O. Grün: uchodźcy mogą być dla nas ubogaceniem
"To nadzieja na żywą wymianę między kulturami" - o. Grün, benedyktyn, ocenił falę uchodźców jako szansę.
Ta różnorodność, to ubogacenie naszego życia, stwierdził 70-letni zakonnik wywiadzie dla wydawanego w Hamburgu kobiecego magazynu "Tina". Zwrócił uwagę, że w wielu dziedzinach w Niemczech brakuje siły roboczej.
O. Grün przyznał, że bardzo podoba się mu określenie, "że gość może być aniołem", gdyż "pojęcie anioła oznacza posłańca, który głosi nam coś nowego".

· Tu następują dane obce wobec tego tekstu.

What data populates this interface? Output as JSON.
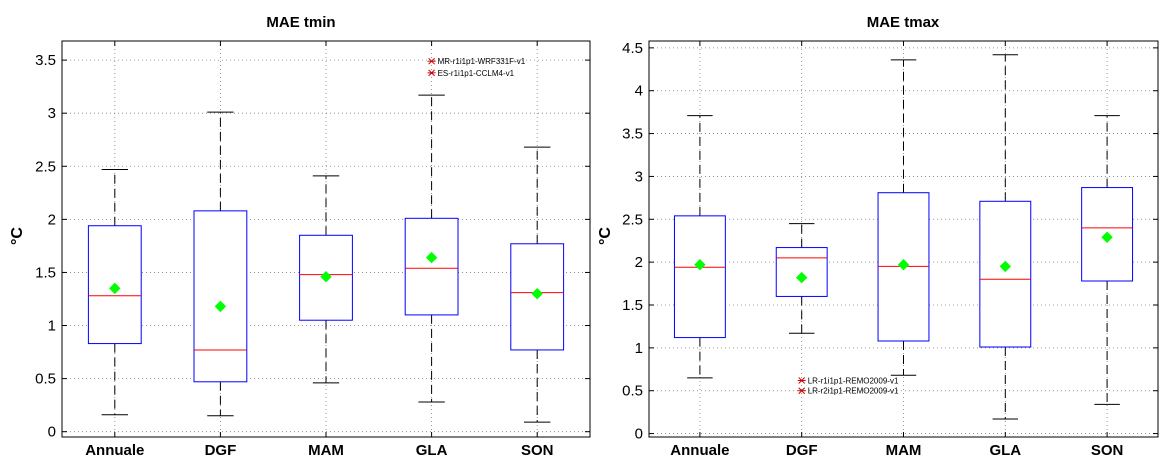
{
  "colors": {
    "box": "#0000ff",
    "median": "#ff0000",
    "mean": "#00ff00",
    "whisker": "#000000",
    "outlier": "#cc0000",
    "grid": "#7f7f7f"
  },
  "chart_data": [
    {
      "type": "box",
      "title": "MAE tmin",
      "ylabel": "°C",
      "xlabel": "",
      "ylim": [
        -0.05,
        3.68
      ],
      "yticks": [
        0,
        0.5,
        1,
        1.5,
        2,
        2.5,
        3,
        3.5
      ],
      "ytick_labels": [
        "0",
        "0.5",
        "1",
        "1.5",
        "2",
        "2.5",
        "3",
        "3.5"
      ],
      "grid": true,
      "categories": [
        "Annuale",
        "DGF",
        "MAM",
        "GLA",
        "SON"
      ],
      "boxes": [
        {
          "whisker_low": 0.16,
          "q1": 0.83,
          "median": 1.28,
          "q3": 1.94,
          "whisker_high": 2.47,
          "mean": 1.35
        },
        {
          "whisker_low": 0.15,
          "q1": 0.47,
          "median": 0.77,
          "q3": 2.08,
          "whisker_high": 3.01,
          "mean": 1.18
        },
        {
          "whisker_low": 0.46,
          "q1": 1.05,
          "median": 1.48,
          "q3": 1.85,
          "whisker_high": 2.41,
          "mean": 1.46
        },
        {
          "whisker_low": 0.28,
          "q1": 1.1,
          "median": 1.54,
          "q3": 2.01,
          "whisker_high": 3.17,
          "mean": 1.64
        },
        {
          "whisker_low": 0.09,
          "q1": 0.77,
          "median": 1.31,
          "q3": 1.77,
          "whisker_high": 2.68,
          "mean": 1.3
        }
      ],
      "outliers": [
        {
          "category": "GLA",
          "value": 3.49,
          "label": "MR-r1i1p1-WRF331F-v1"
        },
        {
          "category": "GLA",
          "value": 3.38,
          "label": "ES-r1i1p1-CCLM4-v1"
        }
      ]
    },
    {
      "type": "box",
      "title": "MAE tmax",
      "ylabel": "°C",
      "xlabel": "",
      "ylim": [
        -0.04,
        4.58
      ],
      "yticks": [
        0,
        0.5,
        1,
        1.5,
        2,
        2.5,
        3,
        3.5,
        4,
        4.5
      ],
      "ytick_labels": [
        "0",
        "0.5",
        "1",
        "1.5",
        "2",
        "2.5",
        "3",
        "3.5",
        "4",
        "4.5"
      ],
      "grid": true,
      "categories": [
        "Annuale",
        "DGF",
        "MAM",
        "GLA",
        "SON"
      ],
      "boxes": [
        {
          "whisker_low": 0.65,
          "q1": 1.12,
          "median": 1.94,
          "q3": 2.54,
          "whisker_high": 3.71,
          "mean": 1.97
        },
        {
          "whisker_low": 1.17,
          "q1": 1.6,
          "median": 2.05,
          "q3": 2.17,
          "whisker_high": 2.45,
          "mean": 1.82
        },
        {
          "whisker_low": 0.68,
          "q1": 1.08,
          "median": 1.95,
          "q3": 2.81,
          "whisker_high": 4.36,
          "mean": 1.97
        },
        {
          "whisker_low": 0.17,
          "q1": 1.01,
          "median": 1.8,
          "q3": 2.71,
          "whisker_high": 4.42,
          "mean": 1.95
        },
        {
          "whisker_low": 0.34,
          "q1": 1.78,
          "median": 2.4,
          "q3": 2.87,
          "whisker_high": 3.71,
          "mean": 2.29
        }
      ],
      "outliers": [
        {
          "category": "DGF",
          "value": 0.62,
          "label": "LR-r1i1p1-REMO2009-v1"
        },
        {
          "category": "DGF",
          "value": 0.5,
          "label": "LR-r2i1p1-REMO2009-v1"
        }
      ]
    }
  ]
}
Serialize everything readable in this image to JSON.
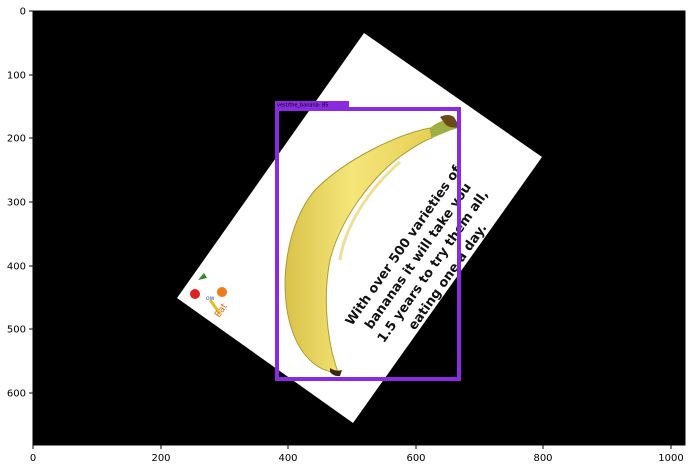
{
  "figure": {
    "x_ticks": [
      "0",
      "200",
      "400",
      "600",
      "800",
      "1000"
    ],
    "y_ticks": [
      "0",
      "100",
      "200",
      "300",
      "400",
      "500",
      "600"
    ],
    "detection": {
      "label": "vest/the_banana: 85",
      "color": "#8a2be2"
    },
    "image_caption": [
      "With over 500 varieties of",
      "bananas it will take you",
      "1.5 years to try them all,",
      "eating one a day."
    ]
  }
}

Sprzeciwił się sceptykom, którzy sądzą, że "łódź jest pełna". W tej łodzi jest jeszcze dużo miejsca, stwierdził niemiecki benedyktyn. Trzeba ją tylko tak uporządkować, aby dobrze była zapełniona, dodał o. Grün.
Jednocześnie zwrócił uwagę, że wielu uchodźców pragnie wrócić w swoje strony ojczyste, jak tylko tam zapanuje pokój, a "do tego trzeba cierpliwości".
Wspólnota benedyktynów w bawarskim Münsterschwarzach, w której żyje o. Grün, przyjęła 28 uchodźców z krajów ogarniętych kryzysem. Podczas wspólnych wieczorów filmowych, wspólnego świętowania i codziennych prac, jak np. zbieranie jabłek, jest okazja do wzajemnego poznania mnichów i uchodźców, powiedział o. Grün dodając, że jednym z ważnych punktów jest poznanie religii. W efekcie już kilku braci benedyktyńskich złożyło wizytę w meczecie w pobliskim Kitzingen.